Recent stories on rehoming have focused on creating legislation to stop parents, primarily adoptive, from this dangerous practice.  But relinquishment to the state or having all the children in a family removed from parents because one traumatized child’s behaviors create an unsafe situation is still rehoming, just sanctioned by the system.  And children, especially those with traumatic backgrounds, view either rehoming as just one more abandonment by people who were supposed to be their forever family.

Nearly all children who are domestically adopted, like the Harris children, receive Medicaid as part of a subsidized adoption, which is given to them to provide medically necessary treatment. However, most states continue to deny funded services, especially for mental health, which children are entitled to under the EPSDT provision of Medicaid.

State budgets cannot support the cost of intensive treatment that many of these children need, so costs that should be contained in state Medicaid budgets are simply shifted to the child welfare agencies that are ill-equipped to deal with their mental health needs, at the cost of the child’s permanency and the parents’ reputation, since involuntary relinquishment is frequently accompanied by abuse or neglect charges.

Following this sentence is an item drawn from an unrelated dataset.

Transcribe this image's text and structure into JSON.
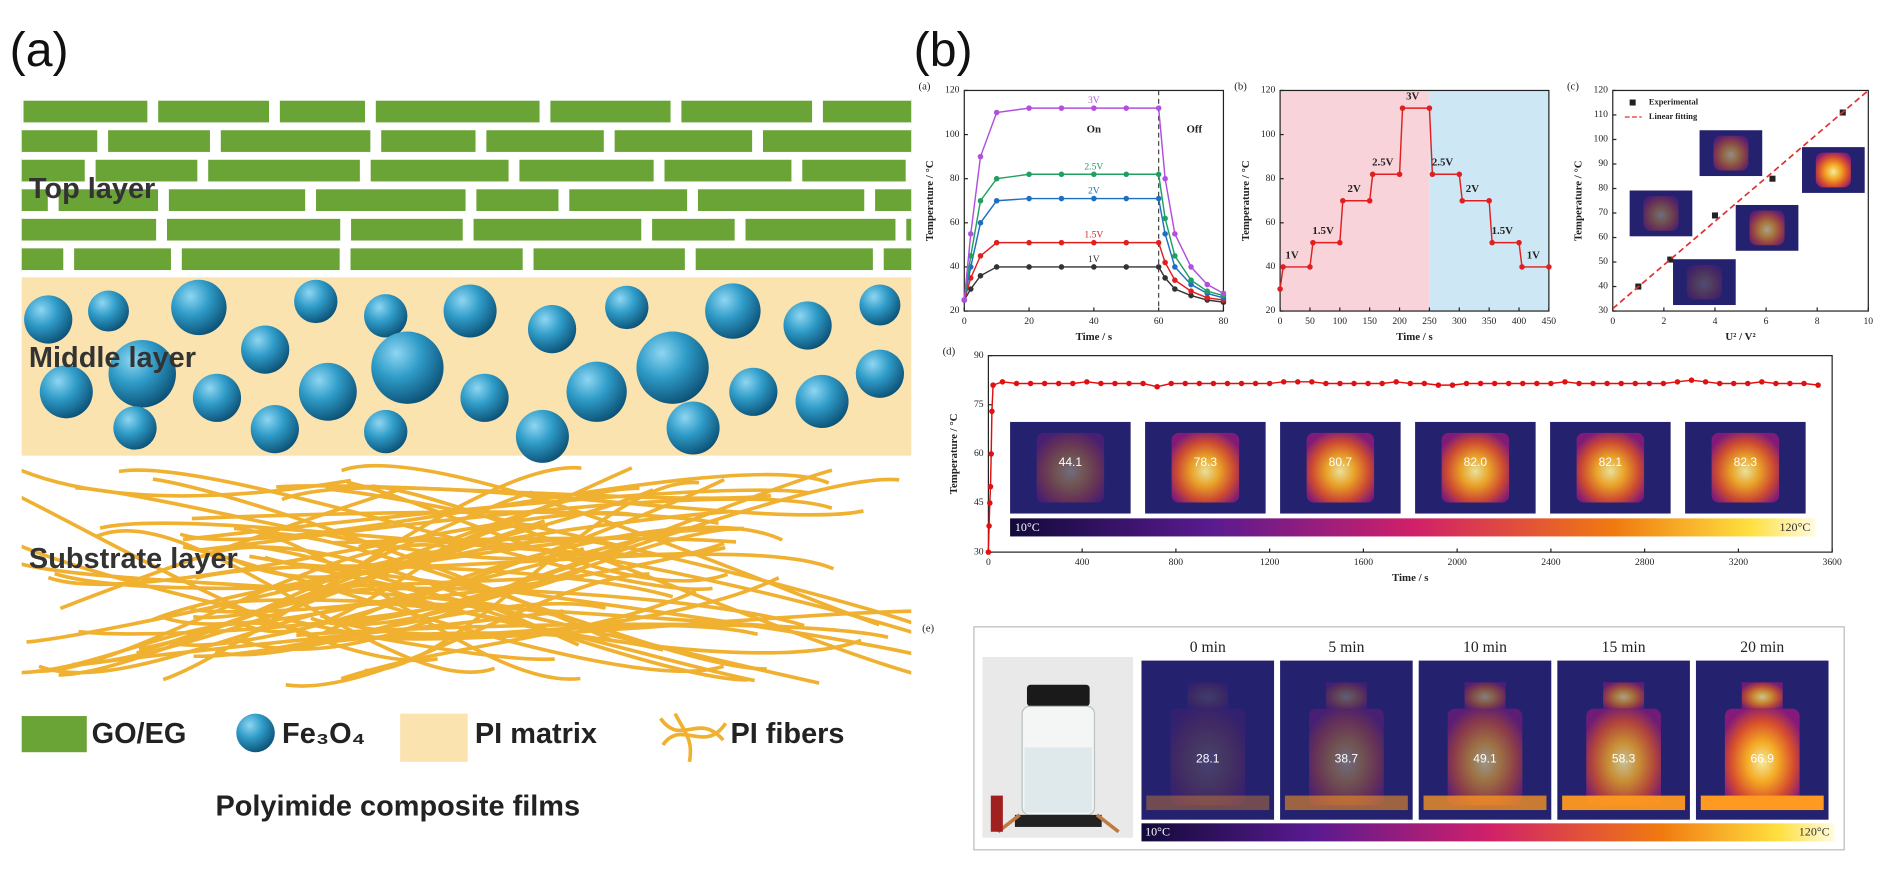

ATN encourages the federal government to reform Medicaid laws so that the money follows the children, regardless of the state system they are in. This solution to relinquishment/rehoming will ensure that children are able to get the treatment they need while preserving their permanency. It will also better support state governments by serving children in clinical systems rather than child welfare systems, which are not designed or equipped for supporting children with mental health issues living within a healthy family.

 

 

Julie has been ATN's Executive Director since 2009. She joined the organization in 2004 after finding incredible support from fellow ATNers when she was searching for answers about her own daughter's early childhood trauma and attachment disorders. Julie leads a staff of passionate professionals and acts as spokesperson for the organization. Prior to ATN, Julie was the president of a marketing and communications consultancy, The Epiphany Group, and has over two decades of experience in professional services marketing, strategic planning and communication strategies. As a graduate of Partners in Policymaking and through personal experience, Julie has garnered a great deal of experience in the areas of special education, school issues, and disabilities advocacy. A published author, Julie wrote a chapter in the EMK Press Adoption Parenting book and was the special needs blogger at Adoptionblogs.com for two years. She frequently presents workshops on attachment and trauma to local and national groups. Email Julie. Julie holds an MBA from Avila College in Kansas City and was a Certified Professional Services Marketer. Julie, and her husband Dave, are parents to four (bio, step and adoptive), including their youngest daughter, adopted from China. This daughter’s attachment difficulties and developmental trauma disorder have changed their lives significantly…in amazing ways.